CINCINNATI, OH—Akebia Therapeutics, Inc., a pharmaceutical discovery and development company focused on anemia and vascular disorders, today announced that it has successfully completed a randomized, double-blinded, placebo-controlled Phase 2 dose-ranging study of AKB-6548 in patients with stage 3 and 4 chronic kidney disease (CKD).
AKB-6548 is an orally bioavailable hypoxia-inducible factor-prolyl hydroxylase (HIF-PH) inhibitor designed to increase the natural production of erythropoietin (EPO) and cause a controlled, gradual rise in hemoglobin in patients with anemia. The study met its primary endpoint of a dose-responsive increase in hemoglobin from baseline over the 42 days of the study (p<0.0001).
"Safe, effective, oral therapies for patients that suffer from anemia associated with chronic kidney disease represents a major unmet need. The results from this Phase 2 study demonstrate AKB-6548’s ability to safely and effectively increase hemoglobin levels in a controlled manner, which recapitulates results seen in our prior pilot dose escalation study. We have also identified an optimal dose to take into a larger Phase 2b study, preparations for which are underway,” said Dr. Robert Shalwitz, SVP and Chief Medical Officer of Akebia. “We believe AKB-6548 could offer patients a treatment option that mimics the body’s natural response to hypoxia, including erythropoietin production in a highly controllable manner and a well-coordinated iron response. These are key attributes that are unavailable with today’s standard of care.”

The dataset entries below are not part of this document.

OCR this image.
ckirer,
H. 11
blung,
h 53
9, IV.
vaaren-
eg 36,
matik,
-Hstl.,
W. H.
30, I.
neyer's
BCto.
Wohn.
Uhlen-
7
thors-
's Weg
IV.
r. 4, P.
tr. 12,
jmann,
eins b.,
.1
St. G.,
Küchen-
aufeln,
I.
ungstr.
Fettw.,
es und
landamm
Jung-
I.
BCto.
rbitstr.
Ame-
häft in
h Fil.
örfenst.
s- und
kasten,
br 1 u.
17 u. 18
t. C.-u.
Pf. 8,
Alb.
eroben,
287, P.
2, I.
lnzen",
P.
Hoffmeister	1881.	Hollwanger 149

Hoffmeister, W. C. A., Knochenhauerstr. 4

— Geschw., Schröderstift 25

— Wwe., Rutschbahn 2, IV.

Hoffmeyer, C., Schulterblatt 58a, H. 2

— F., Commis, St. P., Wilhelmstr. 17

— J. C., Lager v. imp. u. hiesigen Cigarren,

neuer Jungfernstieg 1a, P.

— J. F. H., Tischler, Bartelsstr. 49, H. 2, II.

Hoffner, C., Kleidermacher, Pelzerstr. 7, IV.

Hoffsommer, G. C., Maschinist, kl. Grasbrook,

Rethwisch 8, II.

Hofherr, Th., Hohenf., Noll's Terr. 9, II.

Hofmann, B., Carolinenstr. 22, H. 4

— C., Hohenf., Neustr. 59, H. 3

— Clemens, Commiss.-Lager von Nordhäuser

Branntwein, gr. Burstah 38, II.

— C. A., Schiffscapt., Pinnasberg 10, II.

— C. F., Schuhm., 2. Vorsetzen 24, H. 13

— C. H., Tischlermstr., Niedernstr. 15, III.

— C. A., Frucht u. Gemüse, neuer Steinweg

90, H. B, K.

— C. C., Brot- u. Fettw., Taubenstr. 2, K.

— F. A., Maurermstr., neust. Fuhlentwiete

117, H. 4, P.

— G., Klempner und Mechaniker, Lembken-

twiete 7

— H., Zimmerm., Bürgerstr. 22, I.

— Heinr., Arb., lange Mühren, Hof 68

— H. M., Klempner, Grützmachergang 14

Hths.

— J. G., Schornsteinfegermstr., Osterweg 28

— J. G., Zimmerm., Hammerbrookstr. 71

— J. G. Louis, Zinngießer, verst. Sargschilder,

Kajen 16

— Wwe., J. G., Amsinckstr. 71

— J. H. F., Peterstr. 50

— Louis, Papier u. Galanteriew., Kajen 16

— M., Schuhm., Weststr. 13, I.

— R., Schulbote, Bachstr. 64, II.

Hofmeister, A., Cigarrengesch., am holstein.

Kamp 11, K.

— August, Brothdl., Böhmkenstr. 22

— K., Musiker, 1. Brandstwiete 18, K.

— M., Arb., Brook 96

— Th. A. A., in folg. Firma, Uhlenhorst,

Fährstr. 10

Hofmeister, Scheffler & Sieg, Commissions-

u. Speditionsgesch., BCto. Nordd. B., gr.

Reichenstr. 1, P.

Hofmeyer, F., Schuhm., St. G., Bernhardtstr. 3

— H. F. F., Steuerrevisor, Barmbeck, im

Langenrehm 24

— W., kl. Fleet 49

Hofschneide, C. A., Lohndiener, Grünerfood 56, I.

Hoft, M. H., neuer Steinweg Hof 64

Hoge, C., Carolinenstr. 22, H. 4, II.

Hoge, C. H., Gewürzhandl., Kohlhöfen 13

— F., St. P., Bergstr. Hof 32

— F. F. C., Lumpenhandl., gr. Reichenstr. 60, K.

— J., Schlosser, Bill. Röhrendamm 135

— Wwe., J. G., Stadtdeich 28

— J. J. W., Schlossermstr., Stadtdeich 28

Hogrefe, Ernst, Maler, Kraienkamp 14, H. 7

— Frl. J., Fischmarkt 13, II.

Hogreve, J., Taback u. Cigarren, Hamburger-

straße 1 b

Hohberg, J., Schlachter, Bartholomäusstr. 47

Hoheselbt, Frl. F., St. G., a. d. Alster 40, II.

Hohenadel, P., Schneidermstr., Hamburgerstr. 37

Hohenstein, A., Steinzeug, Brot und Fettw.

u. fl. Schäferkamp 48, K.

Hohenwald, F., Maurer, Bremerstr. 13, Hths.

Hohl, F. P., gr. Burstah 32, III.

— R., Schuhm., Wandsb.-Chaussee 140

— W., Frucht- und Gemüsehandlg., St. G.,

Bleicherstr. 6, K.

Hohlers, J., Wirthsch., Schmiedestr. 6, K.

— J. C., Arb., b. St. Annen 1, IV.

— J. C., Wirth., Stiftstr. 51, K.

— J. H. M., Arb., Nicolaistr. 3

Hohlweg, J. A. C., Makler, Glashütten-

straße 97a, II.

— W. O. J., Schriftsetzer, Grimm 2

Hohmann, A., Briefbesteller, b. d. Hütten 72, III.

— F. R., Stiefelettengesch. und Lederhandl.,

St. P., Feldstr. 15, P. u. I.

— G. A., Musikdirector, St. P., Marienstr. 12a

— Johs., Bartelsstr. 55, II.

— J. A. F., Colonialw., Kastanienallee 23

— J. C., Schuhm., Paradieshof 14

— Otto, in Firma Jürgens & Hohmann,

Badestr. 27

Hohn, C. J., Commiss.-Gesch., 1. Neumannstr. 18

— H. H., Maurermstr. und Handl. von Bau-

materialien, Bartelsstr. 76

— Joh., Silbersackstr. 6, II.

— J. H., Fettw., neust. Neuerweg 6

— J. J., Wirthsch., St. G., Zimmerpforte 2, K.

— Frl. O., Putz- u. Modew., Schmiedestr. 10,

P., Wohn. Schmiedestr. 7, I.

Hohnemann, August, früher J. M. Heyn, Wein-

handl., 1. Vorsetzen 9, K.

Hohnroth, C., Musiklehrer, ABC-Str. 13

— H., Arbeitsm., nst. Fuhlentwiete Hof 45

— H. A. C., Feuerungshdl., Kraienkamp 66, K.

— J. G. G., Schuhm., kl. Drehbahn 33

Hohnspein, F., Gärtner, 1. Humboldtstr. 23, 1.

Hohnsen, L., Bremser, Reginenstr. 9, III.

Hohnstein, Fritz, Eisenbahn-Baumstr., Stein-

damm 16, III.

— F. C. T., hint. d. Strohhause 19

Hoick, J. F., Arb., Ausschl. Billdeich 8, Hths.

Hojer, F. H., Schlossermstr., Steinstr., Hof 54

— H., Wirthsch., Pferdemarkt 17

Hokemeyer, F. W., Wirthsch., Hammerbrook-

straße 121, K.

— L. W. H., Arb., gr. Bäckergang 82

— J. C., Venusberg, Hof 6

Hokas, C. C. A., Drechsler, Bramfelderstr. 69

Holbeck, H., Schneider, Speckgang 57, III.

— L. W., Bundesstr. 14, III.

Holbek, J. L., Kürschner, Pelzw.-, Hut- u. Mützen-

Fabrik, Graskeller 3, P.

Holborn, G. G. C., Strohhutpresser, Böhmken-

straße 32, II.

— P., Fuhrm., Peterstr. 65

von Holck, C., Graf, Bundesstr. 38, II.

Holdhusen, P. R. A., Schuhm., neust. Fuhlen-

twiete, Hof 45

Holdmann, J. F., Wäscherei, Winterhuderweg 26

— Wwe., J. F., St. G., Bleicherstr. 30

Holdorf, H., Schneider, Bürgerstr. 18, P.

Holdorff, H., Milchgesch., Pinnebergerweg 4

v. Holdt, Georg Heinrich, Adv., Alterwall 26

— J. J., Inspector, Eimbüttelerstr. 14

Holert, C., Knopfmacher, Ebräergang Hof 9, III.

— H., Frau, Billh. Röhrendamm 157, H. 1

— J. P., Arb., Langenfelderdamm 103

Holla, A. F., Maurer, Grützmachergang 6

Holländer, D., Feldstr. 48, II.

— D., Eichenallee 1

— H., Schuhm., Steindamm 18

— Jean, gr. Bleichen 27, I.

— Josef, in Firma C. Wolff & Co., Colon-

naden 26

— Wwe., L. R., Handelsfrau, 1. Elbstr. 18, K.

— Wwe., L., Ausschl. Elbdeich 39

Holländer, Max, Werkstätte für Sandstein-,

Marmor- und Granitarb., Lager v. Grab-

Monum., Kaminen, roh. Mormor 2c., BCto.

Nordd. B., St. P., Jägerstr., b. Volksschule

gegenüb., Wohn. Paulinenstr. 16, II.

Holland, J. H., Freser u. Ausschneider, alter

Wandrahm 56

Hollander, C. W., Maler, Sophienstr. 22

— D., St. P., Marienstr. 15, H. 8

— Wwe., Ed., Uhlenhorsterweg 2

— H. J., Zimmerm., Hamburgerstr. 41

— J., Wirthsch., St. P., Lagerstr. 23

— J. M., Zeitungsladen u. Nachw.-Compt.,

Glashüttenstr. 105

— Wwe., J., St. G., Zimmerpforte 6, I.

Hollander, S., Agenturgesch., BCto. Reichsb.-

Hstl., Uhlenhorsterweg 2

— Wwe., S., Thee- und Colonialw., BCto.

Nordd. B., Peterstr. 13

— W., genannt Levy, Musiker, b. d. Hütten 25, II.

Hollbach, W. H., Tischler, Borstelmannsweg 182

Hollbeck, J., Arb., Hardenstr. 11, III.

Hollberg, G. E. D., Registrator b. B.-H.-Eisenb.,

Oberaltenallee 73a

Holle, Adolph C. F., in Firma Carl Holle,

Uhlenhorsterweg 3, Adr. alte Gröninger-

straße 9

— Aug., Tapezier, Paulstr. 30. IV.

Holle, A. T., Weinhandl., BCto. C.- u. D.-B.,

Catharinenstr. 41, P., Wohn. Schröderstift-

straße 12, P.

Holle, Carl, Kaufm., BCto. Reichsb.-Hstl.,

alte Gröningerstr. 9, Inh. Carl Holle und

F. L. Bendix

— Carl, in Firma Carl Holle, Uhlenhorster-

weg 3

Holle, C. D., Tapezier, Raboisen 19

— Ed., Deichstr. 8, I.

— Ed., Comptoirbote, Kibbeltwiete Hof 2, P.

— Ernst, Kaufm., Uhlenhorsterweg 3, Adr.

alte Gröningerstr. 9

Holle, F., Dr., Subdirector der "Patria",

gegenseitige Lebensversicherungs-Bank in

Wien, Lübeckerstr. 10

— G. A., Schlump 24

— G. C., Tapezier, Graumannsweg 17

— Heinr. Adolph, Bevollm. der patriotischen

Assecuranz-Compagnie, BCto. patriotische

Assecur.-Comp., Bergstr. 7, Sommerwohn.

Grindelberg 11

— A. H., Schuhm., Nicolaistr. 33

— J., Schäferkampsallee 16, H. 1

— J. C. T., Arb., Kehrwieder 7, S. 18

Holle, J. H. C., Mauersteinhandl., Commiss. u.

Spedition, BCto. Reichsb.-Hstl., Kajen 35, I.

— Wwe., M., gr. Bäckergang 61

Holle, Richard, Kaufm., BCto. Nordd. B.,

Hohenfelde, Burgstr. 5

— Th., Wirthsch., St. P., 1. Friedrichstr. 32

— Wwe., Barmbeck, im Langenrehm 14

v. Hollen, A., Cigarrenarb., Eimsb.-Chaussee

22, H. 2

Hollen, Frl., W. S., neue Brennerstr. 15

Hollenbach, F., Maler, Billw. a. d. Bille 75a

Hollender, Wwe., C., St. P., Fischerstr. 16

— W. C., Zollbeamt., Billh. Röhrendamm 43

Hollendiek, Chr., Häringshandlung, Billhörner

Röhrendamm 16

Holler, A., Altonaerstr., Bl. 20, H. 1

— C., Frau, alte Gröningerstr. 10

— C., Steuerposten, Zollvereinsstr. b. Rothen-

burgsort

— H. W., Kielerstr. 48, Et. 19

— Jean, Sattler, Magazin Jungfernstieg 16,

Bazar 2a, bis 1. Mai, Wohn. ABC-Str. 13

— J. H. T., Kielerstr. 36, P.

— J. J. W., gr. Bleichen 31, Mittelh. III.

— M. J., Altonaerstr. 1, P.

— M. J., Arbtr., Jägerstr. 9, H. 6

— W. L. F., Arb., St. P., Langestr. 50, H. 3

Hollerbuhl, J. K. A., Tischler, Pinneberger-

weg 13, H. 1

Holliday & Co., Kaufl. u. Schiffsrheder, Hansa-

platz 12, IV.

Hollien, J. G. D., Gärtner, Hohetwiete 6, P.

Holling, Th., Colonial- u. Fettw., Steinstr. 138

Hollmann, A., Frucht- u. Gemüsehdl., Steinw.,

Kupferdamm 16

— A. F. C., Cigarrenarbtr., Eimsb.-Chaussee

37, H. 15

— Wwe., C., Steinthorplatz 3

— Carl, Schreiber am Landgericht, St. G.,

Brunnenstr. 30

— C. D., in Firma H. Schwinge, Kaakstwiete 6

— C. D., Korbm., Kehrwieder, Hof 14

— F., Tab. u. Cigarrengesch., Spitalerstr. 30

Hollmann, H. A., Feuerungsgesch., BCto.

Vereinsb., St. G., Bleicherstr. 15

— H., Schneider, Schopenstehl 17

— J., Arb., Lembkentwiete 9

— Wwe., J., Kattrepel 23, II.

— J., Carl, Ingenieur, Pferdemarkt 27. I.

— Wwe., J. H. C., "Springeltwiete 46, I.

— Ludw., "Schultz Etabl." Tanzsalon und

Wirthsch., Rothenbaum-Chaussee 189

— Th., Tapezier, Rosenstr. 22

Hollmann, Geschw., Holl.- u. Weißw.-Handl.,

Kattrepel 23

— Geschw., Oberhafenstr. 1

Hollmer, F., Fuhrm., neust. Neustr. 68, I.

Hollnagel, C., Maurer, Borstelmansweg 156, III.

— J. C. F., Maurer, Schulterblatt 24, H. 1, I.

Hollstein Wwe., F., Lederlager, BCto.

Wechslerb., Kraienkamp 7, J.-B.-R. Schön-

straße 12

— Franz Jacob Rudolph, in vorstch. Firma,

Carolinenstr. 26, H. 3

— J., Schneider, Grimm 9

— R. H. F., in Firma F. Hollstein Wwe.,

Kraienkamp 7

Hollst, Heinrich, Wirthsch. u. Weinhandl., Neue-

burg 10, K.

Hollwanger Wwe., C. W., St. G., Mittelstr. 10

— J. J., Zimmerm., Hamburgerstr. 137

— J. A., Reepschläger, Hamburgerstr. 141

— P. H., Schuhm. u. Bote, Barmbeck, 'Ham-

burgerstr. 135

The Phase 2 randomized, double-blind, placebo-controlled dose range finding study was designed to evaluate the safety, tolerability and pharmacokinetics of AKB-6548 in patients with stage 3 and 4 CKD. Subjects were randomized into 5 different dosing groups, and AKB-6548 was administered orally on an outpatient basis once daily for 42 days. The study enrolled 93 subjects at multiple sites in the United States.